In some of your works life takes place not in the underground world of the dead, but in the border between the two worlds. In one of your pieces a grave is enclosed between long bars. On the left side, two trees are so lovingly intertwined that they make life on earth spectacular and humane. We see how existence boldly withstands non-existence in the form of a plant ascending from the underground of pleasure, to reach the space above ground, which is filled with regret. Or the tip of a skyscraper breaking through the fake border between life and death, revealing the majesty of those who are underground.
With these works you have taken a bold step in your middle age, and I welcome you to the club of serious satirists. I am glad that you were able to show us a humorous version of death. You have laughed at the great tyrant called death, and have invited us to laugh along with you. And you have done this with delicate penmanship, and with strong compositions, inspired by traditional painting (especially miniatures). The design of a wild but joyous atmosphere requires youthful boldness, and you have made the dead, and those living with dead hearts, happy.
Post Script
You entered the realm of caricature art on a global scale as an artist and designer in 1994 in an exhibition on Miniacature and carpets at Golestan Gallery.
Richly patterned carpets as exquisite hand-woven Iranian artifacts, which reflect the imagination of our folk art, became a cinematic background where familiar heroes and celebrities came to life in order to present new relationships of love and hatred, war and escape, and to create a surreal atmosphere that was not far from our surrounding reality and context.
In your next exhibition at Vali Gallery (2008), the kings and soldiers depicted in stone engravings (at Persepolis) were able to appear in the present time, and show their vulnerable presence as a catastrophic absence.
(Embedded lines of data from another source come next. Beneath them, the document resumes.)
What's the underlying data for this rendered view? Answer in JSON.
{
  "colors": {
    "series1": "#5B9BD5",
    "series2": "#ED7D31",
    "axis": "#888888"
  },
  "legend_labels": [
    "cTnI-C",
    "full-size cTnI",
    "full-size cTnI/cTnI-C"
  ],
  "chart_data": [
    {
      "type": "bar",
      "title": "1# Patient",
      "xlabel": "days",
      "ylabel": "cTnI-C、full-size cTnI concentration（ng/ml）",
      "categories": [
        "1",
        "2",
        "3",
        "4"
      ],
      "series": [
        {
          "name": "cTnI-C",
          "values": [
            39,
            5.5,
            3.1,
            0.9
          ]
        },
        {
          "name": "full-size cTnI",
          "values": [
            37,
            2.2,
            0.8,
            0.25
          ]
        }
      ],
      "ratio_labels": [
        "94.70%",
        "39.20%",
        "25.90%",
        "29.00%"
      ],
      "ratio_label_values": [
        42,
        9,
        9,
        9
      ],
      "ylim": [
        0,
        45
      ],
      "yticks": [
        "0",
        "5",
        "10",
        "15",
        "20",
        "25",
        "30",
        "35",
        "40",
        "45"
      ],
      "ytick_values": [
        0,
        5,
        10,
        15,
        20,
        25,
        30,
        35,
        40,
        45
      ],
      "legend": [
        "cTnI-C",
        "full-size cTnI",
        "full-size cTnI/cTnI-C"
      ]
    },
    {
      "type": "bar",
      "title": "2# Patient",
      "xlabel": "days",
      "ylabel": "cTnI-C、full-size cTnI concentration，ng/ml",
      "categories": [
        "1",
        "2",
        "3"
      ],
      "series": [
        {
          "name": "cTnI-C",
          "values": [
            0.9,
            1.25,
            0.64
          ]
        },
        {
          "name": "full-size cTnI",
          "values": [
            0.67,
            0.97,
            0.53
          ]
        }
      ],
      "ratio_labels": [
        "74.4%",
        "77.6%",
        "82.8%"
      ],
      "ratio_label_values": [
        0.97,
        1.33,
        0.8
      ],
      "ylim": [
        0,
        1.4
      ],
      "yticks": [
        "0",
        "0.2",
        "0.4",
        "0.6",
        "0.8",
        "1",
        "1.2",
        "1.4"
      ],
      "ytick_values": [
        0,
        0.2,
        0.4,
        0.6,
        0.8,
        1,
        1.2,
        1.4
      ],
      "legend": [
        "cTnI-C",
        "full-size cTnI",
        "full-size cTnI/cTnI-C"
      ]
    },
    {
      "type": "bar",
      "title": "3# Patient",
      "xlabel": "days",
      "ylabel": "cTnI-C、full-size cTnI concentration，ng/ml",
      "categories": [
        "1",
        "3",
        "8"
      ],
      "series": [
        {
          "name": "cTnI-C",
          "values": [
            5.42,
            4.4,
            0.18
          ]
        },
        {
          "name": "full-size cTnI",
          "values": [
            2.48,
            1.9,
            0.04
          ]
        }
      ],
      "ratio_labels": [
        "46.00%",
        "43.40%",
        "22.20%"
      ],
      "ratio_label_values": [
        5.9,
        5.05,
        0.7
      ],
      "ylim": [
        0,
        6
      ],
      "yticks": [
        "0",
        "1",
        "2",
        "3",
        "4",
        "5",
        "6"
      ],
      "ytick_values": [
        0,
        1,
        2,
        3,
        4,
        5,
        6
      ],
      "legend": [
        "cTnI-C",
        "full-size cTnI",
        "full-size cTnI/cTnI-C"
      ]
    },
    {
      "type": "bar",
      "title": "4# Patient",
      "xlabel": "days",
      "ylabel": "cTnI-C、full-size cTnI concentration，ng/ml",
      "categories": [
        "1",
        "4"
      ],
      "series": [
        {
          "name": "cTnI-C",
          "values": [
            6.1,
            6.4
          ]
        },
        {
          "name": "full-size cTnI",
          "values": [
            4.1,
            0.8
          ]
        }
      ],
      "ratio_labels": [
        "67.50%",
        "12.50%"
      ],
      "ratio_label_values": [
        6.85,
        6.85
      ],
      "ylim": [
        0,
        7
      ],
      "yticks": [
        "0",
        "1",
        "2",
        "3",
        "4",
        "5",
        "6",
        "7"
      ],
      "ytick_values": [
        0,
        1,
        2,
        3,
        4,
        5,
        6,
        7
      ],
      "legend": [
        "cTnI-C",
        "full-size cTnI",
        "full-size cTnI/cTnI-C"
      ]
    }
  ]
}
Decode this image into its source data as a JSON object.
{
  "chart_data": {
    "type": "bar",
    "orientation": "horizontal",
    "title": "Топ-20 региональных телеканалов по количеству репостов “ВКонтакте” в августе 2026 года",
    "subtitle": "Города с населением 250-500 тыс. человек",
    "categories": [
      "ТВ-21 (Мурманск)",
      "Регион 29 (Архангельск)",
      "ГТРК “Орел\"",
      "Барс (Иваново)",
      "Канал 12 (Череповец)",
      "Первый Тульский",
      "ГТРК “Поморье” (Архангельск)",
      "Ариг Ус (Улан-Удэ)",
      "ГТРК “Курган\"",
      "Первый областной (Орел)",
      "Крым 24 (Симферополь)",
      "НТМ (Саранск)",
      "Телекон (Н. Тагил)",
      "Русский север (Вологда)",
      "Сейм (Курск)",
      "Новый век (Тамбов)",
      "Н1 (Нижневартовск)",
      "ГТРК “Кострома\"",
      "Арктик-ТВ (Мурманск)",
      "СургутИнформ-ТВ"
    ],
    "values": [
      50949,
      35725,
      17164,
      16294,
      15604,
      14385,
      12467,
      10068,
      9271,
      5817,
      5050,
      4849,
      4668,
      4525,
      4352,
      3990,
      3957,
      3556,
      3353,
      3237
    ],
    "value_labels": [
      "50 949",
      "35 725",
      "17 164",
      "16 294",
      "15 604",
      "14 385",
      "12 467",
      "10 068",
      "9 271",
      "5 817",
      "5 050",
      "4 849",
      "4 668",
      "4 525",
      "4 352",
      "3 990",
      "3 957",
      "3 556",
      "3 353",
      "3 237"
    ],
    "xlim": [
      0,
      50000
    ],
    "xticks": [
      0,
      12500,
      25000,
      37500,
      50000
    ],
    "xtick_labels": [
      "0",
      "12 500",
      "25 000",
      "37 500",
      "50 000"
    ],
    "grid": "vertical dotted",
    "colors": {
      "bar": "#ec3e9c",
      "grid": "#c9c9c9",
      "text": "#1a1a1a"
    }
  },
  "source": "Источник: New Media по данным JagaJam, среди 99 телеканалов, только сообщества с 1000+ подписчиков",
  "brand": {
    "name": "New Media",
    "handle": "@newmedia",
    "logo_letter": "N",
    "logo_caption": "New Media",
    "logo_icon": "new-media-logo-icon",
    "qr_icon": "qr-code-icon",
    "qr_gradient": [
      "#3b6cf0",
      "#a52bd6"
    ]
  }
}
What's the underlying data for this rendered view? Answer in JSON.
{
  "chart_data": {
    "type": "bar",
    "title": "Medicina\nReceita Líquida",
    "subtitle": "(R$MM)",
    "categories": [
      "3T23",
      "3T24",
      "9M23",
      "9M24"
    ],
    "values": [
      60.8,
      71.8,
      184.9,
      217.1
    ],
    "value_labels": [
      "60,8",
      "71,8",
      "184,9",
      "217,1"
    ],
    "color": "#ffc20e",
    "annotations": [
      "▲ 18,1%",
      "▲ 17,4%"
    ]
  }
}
You showed to what extent mythological symbols and historical signs could come close to the present time, and if they could be safe from abuses and unreasonable reactions and play a harmless role in our day-to-day lives.
By bringing the past into the present, whether in the form of motifs and events woven on carpets or carved in stone slabs, you invite us to a joyous atmosphere, where unexpected relationships and inverse situations between human beings and animals becomes a source of laughter. Your designs have gradually become tighter and your compositions stronger. And your most recent works on the theme of the carpet, which has not yet been exhibited, is more suitable for being exhibited in a contemporary art museum rather than being printed in a newspaper.